[mpich-discuss] mpich2-1.4 works on one host, fails on multiple
Raghu Reddy
rreddy at psc.edu
Fri Dec 9 14:16:41 CST 2011
This is a related but slightly different question:
If I have a mixed MPI-OpenMP code in which all MPI calls are outside of the
parallel regions created by OpenMP, is it still necessary to call
MPI_INIT_THREAD in place of MPI_INIT? Essentially the master thread will
be doing all MPI calls.
I did not think this was the case, so can someone please confirm that this
is required? If yes, why? The last part is just my curiosity sake.
Thanks!
--rr
Please Note: Email transcribed by speech recognition; May have unintended
words in some cases, especially when I fail to do a good job of
proofreading!
--On Friday, December 09, 2011 12:58 PM -0700 "Jack D. Galloway"
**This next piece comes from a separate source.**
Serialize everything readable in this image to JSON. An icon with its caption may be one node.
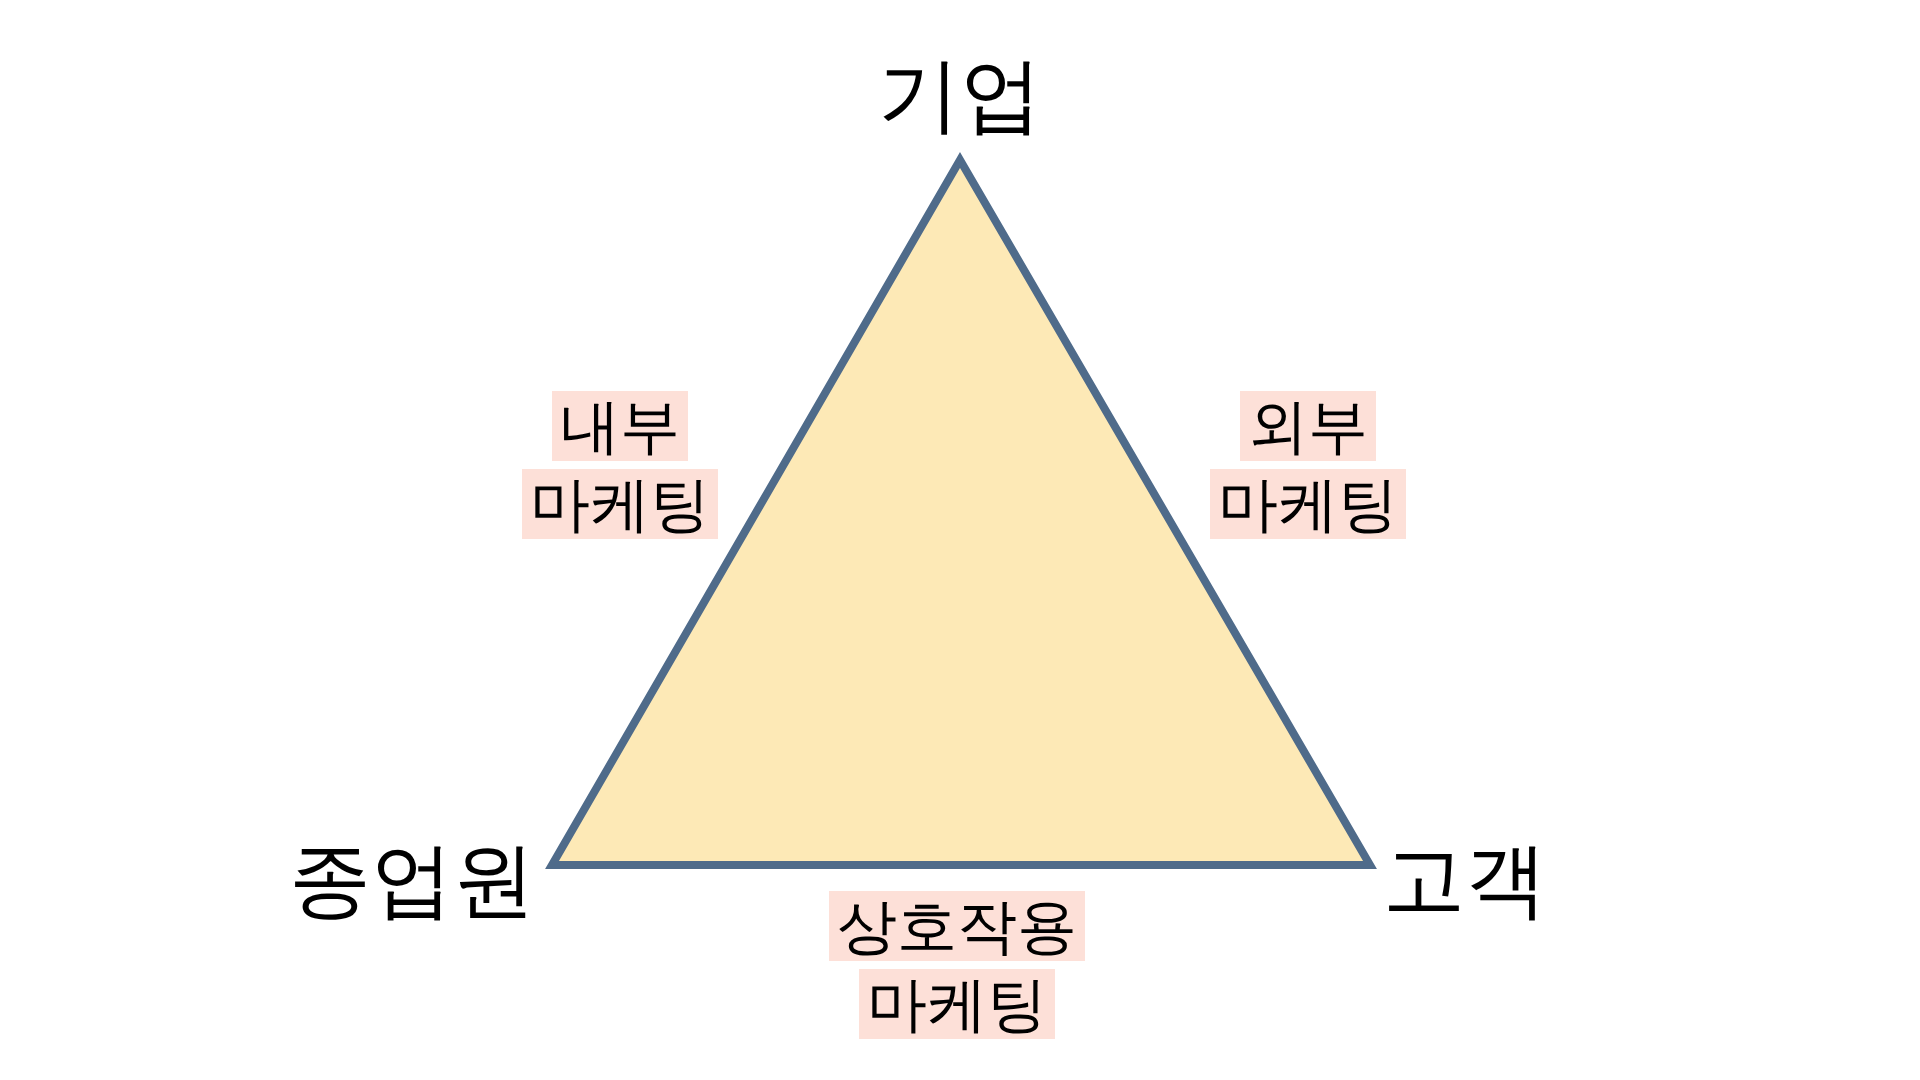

<jackg at lanl.gov> wrote:
> All, thank you for your help and suggestions. I was pinned to using a
> pre-compiled proprietary code initially for troubleshooting but eventually
> got a test case, and this suggestion about "call
> MPI_INIT_THREAD(MPI_THREAD_FUNNELED,IMPI_prov,ierr)" was a correct one, no
> MPI calls within OpenMP paradigms were occurring. Secondly through this I
> found that some of the OMP directives were compiling correctly "undefined
> reference to omp_get_num_procs" and a couple others which keyed me off
> that something wasn't compiling in correctly. I found a suggestion that
> said:
>
> the right library to use is libgomp.so.1. So, in order to compile it you
> have to use, e.g: "gcc -lgomp helloworld.c -o helloworld"
>
> Which, when including both the MPI_INIT_THREAD, as well as the -lgomp link
> solved the problem and I got a program running just fine. Sorry for
> blowing up here and having it not be mpich2 related, other than a faulty
> MPI call. Perhaps it will be beneficial to someone making the same error
> in the future. Thanks so much for your suggestions and help.
>
> ~Jack
>
> -----Original Message-----
> From: mpich-discuss-bounces at mcs.anl.gov
> [mailto:mpich-discuss-bounces at mcs.anl.gov] On Behalf Of Anthony Chan
> Sent: Friday, December 09, 2011 11:15 AM
> To: mpich-discuss at mcs.anl.gov
> Subject: Re: [mpich-discuss] mpich2-1.4 works on one host, fails on
> multiple
>
>
> Is your program making any MPI call in within OpenMP pragmas ?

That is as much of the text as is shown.